Malevich's "Black Square" gets 67,000 hits on Google Images (it's the one in the middle...). It was part of the 1915 Futurist exhibition -
As homage to Malevich, Gregor Schneider made "Black Square", a 14-metre cube, inspired also by the Kaaba in Mecca. He won the Golden Lion at the 2001 Venice Biennale for the exhibition of his childhood home, Totes Haus u r (Dead House u r), but in the 2005 biennale wasn't allowed to install "Black Cube" in St Mark's Square - it might offend Muslims. In 2007, having been rejected by Berlin, it was exhibited in Hamburg, and welcomed by Germany's only ayatollah, who lives there. Read more about it here and an interview here.
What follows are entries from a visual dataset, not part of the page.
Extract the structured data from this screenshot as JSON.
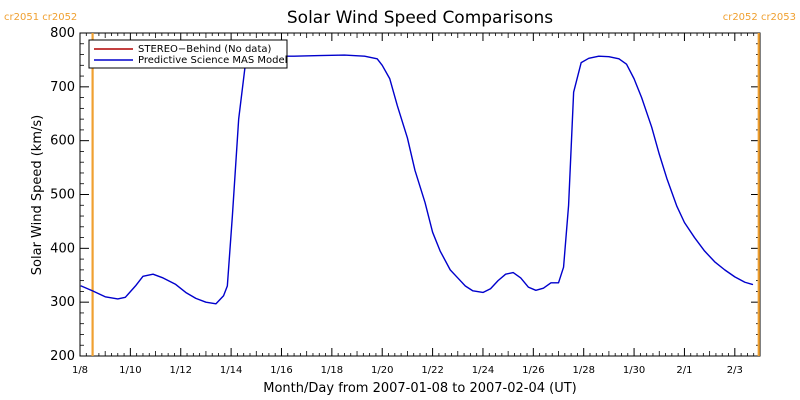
{
  "chart_data": {
    "type": "line",
    "title": "Solar Wind Speed Comparisons",
    "xlabel": "Month/Day from 2007-01-08 to 2007-02-04 (UT)",
    "ylabel": "Solar Wind Speed (km/s)",
    "x_range": [
      "2007-01-08",
      "2007-02-04"
    ],
    "xlim_days": [
      0,
      27
    ],
    "ylim": [
      200,
      800
    ],
    "x_ticks": [
      {
        "label": "1/8",
        "day": 0
      },
      {
        "label": "1/10",
        "day": 2
      },
      {
        "label": "1/12",
        "day": 4
      },
      {
        "label": "1/14",
        "day": 6
      },
      {
        "label": "1/16",
        "day": 8
      },
      {
        "label": "1/18",
        "day": 10
      },
      {
        "label": "1/20",
        "day": 12
      },
      {
        "label": "1/22",
        "day": 14
      },
      {
        "label": "1/24",
        "day": 16
      },
      {
        "label": "1/26",
        "day": 18
      },
      {
        "label": "1/28",
        "day": 20
      },
      {
        "label": "1/30",
        "day": 22
      },
      {
        "label": "2/1",
        "day": 24
      },
      {
        "label": "2/3",
        "day": 26
      }
    ],
    "y_ticks": [
      200,
      300,
      400,
      500,
      600,
      700,
      800
    ],
    "legend": {
      "position": "top-left",
      "entries": [
        {
          "label": "STEREO−Behind (No data)",
          "color": "#b00000"
        },
        {
          "label": "Predictive Science MAS Model",
          "color": "#0000cc"
        }
      ]
    },
    "carrington_markers": [
      {
        "label": "cr2051 cr2052",
        "day": 0.5,
        "side": "left"
      },
      {
        "label": "cr2052 cr2053",
        "day": 26.95,
        "side": "right"
      }
    ],
    "series": [
      {
        "name": "Predictive Science MAS Model",
        "color": "#0000cc",
        "points": [
          [
            0.05,
            330
          ],
          [
            0.5,
            321
          ],
          [
            1.0,
            310
          ],
          [
            1.5,
            306
          ],
          [
            1.8,
            309
          ],
          [
            2.2,
            330
          ],
          [
            2.5,
            348
          ],
          [
            2.9,
            352
          ],
          [
            3.3,
            345
          ],
          [
            3.8,
            333
          ],
          [
            4.2,
            318
          ],
          [
            4.6,
            307
          ],
          [
            5.0,
            300
          ],
          [
            5.4,
            297
          ],
          [
            5.7,
            312
          ],
          [
            5.85,
            330
          ],
          [
            6.05,
            460
          ],
          [
            6.3,
            640
          ],
          [
            6.6,
            755
          ],
          [
            7.5,
            757
          ],
          [
            8.5,
            757
          ],
          [
            9.5,
            758
          ],
          [
            10.5,
            759
          ],
          [
            11.3,
            757
          ],
          [
            11.8,
            752
          ],
          [
            12.0,
            740
          ],
          [
            12.3,
            715
          ],
          [
            12.6,
            665
          ],
          [
            13.0,
            605
          ],
          [
            13.3,
            545
          ],
          [
            13.7,
            485
          ],
          [
            14.0,
            430
          ],
          [
            14.3,
            395
          ],
          [
            14.7,
            360
          ],
          [
            15.0,
            345
          ],
          [
            15.3,
            330
          ],
          [
            15.6,
            321
          ],
          [
            16.0,
            318
          ],
          [
            16.3,
            325
          ],
          [
            16.6,
            340
          ],
          [
            16.9,
            352
          ],
          [
            17.2,
            355
          ],
          [
            17.5,
            345
          ],
          [
            17.8,
            328
          ],
          [
            18.1,
            322
          ],
          [
            18.4,
            326
          ],
          [
            18.7,
            336
          ],
          [
            19.0,
            336
          ],
          [
            19.2,
            365
          ],
          [
            19.4,
            480
          ],
          [
            19.6,
            690
          ],
          [
            19.9,
            745
          ],
          [
            20.2,
            753
          ],
          [
            20.6,
            757
          ],
          [
            21.0,
            756
          ],
          [
            21.4,
            752
          ],
          [
            21.7,
            742
          ],
          [
            22.0,
            715
          ],
          [
            22.3,
            680
          ],
          [
            22.7,
            625
          ],
          [
            23.0,
            575
          ],
          [
            23.3,
            530
          ],
          [
            23.7,
            478
          ],
          [
            24.0,
            448
          ],
          [
            24.4,
            420
          ],
          [
            24.8,
            395
          ],
          [
            25.2,
            375
          ],
          [
            25.6,
            360
          ],
          [
            26.0,
            347
          ],
          [
            26.4,
            337
          ],
          [
            26.7,
            333
          ]
        ]
      }
    ]
  }
}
Another artist using the "black square" theme is Gillian Carnegie. She was nominated for the Turner Prize in 2005. The Tate website says:
"Carnegie takes this complex interplay between subject and medium to an extreme in her series of black paintings. These night-time woodland scenes, constructed almost in relief from thickly applied paint, refer explicitly to Kasimir Malevich’s infamous Black Square painting of 1913. But Carnegie offers a retort to the macho, modernist tradition of the monochrome by planting a landscape at its heart. Despite her dingy palette and quiet imagery, her works have a charged energy that brings attention back to the personality manipulating the paint. "

1 comment:

Kathleen Loomis said...

Also in the category of black-on-black are the stunning works in the Rothko Chapel in Houston. Twelve huge paintings (I estimate 8x12 feet) that are almost all black. A little purple and brown on a couple of them but the overall effect is monochrome. This place is right down the block from the great deMenil museum in Houston and if you're there you must take the little detour.